Consumers are expected to pay more for products and services, following the conversion of the GETFund and National Health Insurance component of the full VAT rate of 17.5 percent into a levy.
Finance Minister, Ken Ofori-Atta – in the mid-year budget review presented to Parliament yesterday, proposed the conversion of National Health Insurance value added tax of 2.5 percent to a straight levy of 2.5 percent, and conversion of the GETFund value added tax rate of 2.5 percent to a straight levy of 2.5 percent.
The conversion means that the 2.5 percent Levy for GETFUND and NHIL will now be applied on the transaction or total value and not on the value added. This will mean consumers will pay more for the same product.
Increasing the VAT to fund government projects became a topical issue ahead of the budget presentation. Speculations were rife that government planned to increase the VAT to 21.5 percent.
However, in the mid-year budget review presented to Parliament, government decided not to touch VAT in its current state but re-profile its payment.

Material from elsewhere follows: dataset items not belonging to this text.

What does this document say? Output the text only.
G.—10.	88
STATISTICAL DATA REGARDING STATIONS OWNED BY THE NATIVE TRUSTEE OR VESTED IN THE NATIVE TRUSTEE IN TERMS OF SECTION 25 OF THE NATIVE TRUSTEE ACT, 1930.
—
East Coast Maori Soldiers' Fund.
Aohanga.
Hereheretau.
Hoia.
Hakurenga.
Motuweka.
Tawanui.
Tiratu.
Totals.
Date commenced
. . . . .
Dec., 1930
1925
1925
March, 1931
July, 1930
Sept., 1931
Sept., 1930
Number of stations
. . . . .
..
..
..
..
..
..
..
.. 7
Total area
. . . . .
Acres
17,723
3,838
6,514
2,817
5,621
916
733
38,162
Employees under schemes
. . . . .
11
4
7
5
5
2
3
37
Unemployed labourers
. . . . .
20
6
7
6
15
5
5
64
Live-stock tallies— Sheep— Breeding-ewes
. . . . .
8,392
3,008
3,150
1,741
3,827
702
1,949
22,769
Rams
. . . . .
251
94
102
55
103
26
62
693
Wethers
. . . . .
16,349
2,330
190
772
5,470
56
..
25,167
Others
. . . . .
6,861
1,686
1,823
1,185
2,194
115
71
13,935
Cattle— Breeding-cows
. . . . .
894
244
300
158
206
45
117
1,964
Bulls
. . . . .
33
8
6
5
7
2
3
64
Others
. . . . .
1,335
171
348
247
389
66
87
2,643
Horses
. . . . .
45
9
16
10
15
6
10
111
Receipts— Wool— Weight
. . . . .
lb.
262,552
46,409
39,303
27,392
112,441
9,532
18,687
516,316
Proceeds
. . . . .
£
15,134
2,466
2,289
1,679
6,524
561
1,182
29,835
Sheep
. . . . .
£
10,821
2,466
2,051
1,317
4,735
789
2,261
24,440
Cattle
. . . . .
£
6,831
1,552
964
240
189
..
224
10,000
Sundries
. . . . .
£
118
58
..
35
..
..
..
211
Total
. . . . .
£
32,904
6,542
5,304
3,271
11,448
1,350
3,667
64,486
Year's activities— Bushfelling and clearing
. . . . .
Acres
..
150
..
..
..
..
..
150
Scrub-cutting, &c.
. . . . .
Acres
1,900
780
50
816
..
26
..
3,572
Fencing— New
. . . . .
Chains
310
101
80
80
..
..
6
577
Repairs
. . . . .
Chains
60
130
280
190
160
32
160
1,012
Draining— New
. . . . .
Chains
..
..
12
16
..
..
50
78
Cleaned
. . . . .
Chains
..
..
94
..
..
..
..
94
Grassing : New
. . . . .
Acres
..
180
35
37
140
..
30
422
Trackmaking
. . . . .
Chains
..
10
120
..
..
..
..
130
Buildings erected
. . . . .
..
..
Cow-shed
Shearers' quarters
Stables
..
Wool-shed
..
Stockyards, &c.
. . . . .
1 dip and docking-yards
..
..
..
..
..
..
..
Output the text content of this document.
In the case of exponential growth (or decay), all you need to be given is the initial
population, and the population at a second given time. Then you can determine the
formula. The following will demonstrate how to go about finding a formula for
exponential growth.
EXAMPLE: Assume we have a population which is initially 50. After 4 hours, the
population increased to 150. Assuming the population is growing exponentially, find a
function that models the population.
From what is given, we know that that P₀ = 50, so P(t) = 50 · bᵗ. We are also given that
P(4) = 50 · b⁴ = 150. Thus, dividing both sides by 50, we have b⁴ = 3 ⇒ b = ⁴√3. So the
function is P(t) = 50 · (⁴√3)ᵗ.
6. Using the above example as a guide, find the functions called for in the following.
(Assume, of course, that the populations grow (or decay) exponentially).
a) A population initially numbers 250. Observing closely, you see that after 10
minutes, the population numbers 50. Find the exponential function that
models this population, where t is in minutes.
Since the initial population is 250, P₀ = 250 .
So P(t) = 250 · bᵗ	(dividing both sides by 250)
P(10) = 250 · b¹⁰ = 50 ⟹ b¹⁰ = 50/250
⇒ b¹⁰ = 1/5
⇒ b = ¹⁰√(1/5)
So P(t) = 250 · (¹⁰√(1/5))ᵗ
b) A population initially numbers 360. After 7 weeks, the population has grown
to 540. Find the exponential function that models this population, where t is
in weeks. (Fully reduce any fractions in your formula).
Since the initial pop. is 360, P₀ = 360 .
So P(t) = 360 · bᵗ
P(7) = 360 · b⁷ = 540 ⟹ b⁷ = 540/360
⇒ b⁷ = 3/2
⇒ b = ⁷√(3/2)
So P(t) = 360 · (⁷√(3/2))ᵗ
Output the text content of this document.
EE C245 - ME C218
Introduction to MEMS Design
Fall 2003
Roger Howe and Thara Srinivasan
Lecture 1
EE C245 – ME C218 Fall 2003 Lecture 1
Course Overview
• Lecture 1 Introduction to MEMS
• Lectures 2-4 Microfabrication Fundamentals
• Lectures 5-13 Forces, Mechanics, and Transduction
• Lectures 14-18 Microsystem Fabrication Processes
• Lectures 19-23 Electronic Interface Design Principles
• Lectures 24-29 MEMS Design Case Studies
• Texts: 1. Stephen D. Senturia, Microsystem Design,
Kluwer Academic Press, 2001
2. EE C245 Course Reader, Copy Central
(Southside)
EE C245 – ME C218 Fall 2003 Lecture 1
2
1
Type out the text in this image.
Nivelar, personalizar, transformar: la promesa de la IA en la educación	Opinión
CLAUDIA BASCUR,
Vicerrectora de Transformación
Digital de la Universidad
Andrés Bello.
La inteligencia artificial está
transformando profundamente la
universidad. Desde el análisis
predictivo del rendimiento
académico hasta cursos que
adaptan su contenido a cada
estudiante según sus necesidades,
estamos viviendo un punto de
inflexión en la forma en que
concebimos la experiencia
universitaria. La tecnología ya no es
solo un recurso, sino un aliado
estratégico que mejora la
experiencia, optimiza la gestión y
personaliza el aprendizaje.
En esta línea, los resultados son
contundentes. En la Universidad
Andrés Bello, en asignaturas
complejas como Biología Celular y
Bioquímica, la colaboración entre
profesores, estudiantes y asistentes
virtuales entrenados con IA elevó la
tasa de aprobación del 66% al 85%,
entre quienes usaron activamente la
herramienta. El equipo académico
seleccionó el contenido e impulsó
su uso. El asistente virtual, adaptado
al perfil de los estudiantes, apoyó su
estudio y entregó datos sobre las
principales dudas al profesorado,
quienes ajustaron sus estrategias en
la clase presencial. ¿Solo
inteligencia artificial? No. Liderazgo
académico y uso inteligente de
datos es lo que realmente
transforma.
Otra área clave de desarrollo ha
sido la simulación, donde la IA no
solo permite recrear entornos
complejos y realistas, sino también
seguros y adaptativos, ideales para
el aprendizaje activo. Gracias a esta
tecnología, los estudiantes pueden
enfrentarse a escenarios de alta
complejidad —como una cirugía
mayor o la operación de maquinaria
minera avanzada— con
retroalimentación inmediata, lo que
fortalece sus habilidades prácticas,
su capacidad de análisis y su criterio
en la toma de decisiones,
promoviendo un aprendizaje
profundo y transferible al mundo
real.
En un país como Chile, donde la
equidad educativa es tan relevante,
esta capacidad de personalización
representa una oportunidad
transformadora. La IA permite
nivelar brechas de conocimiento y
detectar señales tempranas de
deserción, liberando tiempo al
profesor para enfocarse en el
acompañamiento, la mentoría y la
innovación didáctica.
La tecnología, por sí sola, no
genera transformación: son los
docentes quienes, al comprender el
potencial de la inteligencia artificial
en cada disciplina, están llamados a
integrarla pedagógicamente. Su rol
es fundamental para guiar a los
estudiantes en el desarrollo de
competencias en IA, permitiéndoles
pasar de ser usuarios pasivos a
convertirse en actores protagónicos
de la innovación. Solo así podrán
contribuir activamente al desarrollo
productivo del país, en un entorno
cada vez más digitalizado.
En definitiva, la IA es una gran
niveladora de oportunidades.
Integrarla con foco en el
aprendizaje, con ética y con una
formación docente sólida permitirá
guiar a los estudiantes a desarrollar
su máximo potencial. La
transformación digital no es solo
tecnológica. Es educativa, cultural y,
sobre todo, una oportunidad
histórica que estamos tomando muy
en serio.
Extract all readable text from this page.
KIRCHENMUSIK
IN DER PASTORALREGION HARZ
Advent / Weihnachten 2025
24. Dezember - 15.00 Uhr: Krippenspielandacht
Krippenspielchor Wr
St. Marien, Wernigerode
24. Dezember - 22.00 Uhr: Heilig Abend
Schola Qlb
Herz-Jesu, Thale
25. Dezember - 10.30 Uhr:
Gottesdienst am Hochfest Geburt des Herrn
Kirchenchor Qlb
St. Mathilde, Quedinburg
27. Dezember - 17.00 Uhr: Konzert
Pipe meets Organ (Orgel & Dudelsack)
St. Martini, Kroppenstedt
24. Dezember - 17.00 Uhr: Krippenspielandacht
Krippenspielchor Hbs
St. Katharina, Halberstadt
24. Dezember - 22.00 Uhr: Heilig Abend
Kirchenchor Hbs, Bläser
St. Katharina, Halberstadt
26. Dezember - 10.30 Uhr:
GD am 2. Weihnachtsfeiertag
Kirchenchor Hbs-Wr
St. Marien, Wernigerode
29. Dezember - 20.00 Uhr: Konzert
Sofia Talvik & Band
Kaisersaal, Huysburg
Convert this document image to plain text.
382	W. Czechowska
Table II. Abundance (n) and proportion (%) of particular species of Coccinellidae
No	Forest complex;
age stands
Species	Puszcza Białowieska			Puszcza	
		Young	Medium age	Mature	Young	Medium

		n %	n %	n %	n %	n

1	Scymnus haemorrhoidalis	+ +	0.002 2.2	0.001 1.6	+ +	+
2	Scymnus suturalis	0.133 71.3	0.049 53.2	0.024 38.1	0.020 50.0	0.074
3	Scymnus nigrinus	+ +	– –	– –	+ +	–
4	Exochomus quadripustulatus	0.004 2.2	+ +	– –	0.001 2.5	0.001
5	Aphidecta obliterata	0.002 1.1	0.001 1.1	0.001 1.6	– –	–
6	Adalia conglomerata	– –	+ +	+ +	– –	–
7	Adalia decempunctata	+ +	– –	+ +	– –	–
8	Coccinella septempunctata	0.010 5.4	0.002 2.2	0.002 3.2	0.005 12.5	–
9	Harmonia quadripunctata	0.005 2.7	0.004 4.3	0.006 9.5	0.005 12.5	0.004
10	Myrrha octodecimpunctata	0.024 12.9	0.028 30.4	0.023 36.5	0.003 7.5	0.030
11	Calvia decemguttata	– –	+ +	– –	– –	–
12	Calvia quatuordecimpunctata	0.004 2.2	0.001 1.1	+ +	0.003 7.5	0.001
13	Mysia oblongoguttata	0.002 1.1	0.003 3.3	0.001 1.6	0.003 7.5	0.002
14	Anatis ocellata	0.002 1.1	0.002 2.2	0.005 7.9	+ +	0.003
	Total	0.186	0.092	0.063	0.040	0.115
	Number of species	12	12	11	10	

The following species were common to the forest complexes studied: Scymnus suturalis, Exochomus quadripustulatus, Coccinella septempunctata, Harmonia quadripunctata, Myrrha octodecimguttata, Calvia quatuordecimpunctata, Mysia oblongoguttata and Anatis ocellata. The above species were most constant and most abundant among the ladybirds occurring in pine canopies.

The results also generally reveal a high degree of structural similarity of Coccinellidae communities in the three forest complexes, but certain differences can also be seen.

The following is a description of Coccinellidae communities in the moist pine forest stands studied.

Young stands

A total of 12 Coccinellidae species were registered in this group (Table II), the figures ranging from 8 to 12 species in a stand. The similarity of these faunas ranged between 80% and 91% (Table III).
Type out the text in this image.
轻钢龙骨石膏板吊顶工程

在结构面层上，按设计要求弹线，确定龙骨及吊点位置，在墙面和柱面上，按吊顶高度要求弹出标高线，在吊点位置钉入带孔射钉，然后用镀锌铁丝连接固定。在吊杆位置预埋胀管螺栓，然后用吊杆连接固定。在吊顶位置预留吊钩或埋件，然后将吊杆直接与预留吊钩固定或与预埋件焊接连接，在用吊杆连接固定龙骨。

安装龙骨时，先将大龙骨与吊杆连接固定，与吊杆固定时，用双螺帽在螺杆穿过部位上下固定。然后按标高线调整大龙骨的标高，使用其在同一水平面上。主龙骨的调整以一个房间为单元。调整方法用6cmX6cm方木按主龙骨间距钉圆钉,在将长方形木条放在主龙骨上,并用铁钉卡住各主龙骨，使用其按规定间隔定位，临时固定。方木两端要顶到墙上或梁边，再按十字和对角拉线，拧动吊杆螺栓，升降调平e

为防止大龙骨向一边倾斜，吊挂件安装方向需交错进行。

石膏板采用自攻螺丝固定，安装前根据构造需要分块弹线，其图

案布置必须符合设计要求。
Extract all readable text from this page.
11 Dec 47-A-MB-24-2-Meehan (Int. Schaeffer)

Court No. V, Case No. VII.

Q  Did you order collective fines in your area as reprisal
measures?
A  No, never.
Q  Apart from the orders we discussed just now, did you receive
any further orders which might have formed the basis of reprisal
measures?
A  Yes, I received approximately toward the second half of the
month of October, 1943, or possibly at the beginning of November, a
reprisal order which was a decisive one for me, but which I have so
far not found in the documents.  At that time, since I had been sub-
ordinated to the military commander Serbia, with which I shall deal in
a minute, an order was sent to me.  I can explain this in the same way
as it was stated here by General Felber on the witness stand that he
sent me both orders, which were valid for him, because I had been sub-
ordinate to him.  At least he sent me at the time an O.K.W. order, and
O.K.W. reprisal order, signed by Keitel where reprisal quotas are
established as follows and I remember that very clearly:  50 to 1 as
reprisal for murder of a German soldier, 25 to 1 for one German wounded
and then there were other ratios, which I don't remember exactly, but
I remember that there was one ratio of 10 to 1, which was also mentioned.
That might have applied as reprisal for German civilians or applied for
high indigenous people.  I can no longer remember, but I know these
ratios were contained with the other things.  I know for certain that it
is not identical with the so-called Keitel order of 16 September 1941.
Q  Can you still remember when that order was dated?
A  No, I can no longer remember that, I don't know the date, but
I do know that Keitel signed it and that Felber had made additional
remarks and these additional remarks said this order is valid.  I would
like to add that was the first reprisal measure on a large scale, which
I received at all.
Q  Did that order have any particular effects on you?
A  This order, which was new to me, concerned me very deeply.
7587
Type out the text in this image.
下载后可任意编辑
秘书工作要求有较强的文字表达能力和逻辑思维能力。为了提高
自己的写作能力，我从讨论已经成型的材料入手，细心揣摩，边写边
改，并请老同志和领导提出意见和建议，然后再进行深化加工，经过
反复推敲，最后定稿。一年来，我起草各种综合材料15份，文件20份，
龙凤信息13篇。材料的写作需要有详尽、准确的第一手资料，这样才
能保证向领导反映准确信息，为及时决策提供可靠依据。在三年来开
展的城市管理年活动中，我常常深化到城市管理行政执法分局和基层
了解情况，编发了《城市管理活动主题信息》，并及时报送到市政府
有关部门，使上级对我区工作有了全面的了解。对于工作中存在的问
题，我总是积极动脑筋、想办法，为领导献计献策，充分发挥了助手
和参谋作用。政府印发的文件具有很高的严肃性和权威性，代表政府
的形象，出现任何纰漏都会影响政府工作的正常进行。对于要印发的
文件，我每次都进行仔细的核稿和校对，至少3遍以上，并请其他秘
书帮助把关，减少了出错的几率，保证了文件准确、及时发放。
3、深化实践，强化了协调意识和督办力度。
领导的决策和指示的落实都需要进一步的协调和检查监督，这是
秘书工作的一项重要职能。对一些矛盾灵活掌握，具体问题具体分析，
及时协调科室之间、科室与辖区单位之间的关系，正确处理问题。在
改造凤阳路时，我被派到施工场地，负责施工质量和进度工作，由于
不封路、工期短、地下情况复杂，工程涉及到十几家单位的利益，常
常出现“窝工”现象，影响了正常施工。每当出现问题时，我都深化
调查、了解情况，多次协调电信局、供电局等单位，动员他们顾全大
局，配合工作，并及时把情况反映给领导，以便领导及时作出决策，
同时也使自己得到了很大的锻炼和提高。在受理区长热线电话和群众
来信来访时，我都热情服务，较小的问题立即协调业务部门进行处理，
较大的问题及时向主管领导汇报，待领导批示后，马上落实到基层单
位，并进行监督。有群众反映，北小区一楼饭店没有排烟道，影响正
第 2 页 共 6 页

“Based on the fiscal performance for the first five months of 2018, we have programmed the underlisted measures to ensure we meet our fiscal deficit target of 4.5 percent of GDP to end the year:
“Conversion of National Health Insurance of 2.5 percent to a straight levy of 2.5 percent; Conversion of GETFund value added tax rate of 2.5 percent to a straight levy of 2.5 percent,” Finance Minister, Ken Ofori-Atta, told the 275-member Parliament on Thursday.
This essentially means that consumers will now pay 2.5 percent tax – not on the value added, but on the total cost of products; a situation that will see them pay more tax than they used to.
Commenting on this, Deputy Finance Minister Kweku Kwarteng admitted that the situation will increase the tax burden on consumers, but insisted it was the right way to go.
“It will mean that consumers pay a little more than they have been paying. But as I said, we have weighed that option [reprofiling VAT payments] with the option of a straight-forward VAT increase and come to the conclusion that this is friendlier to the consumer than increasing the VAT.
“It is a strategy of implementing a tax measure so that it has minimal impact. We came to the conclusion that this will lead to less hardship and be less punitive to lower income earners,” he told journalists after presentation of the mid-year review yesterday.
The Minority in Parliament, led by Deputy Minority Leader James Avedzi, sharply rebutted the comments of Mr. Kwarteng, saying government has increased the VAT through the “back-door”.
“It is increasing VAT through the back-door. Because if you increase the VAT by 1 percent, the consumer pays more. And if you now apply the 2.5 percent on the transaction, and not on the value added, the consumer pays more. So, the consumer in the end loses. The impact is more than increasing the VAT by 1 percent.
“What government is saying is that it is maintaining the NHIL and GETFund at 2.5 percent but this will not be applied on the value added anymore; it will be applied on the transaction or the total value.
What it means is that, previously, if you had a product at the cost of GH₵10 and you add value of GH₵2, the VAT that consumers paid would only be on the GH₵2 value added. But now you are going to apply the VAT on the cost of the product and the value as well, making it GH₵12 – and the effect is greater than adding one percent or two percent on the original 2.5 percent VAT,” he said.
Other measures the Finance Minister said government has taken to ensure that it meets its fiscal deficit of 4.6 percent is the imposition of luxury vehicle tax on vehicles with capacity of 3.0 litres and above; review of Personal Income Tax to include an additional band of GH¢10,000 and above per month at a rate of 35 percent; and Intensifying of tax compliance measures.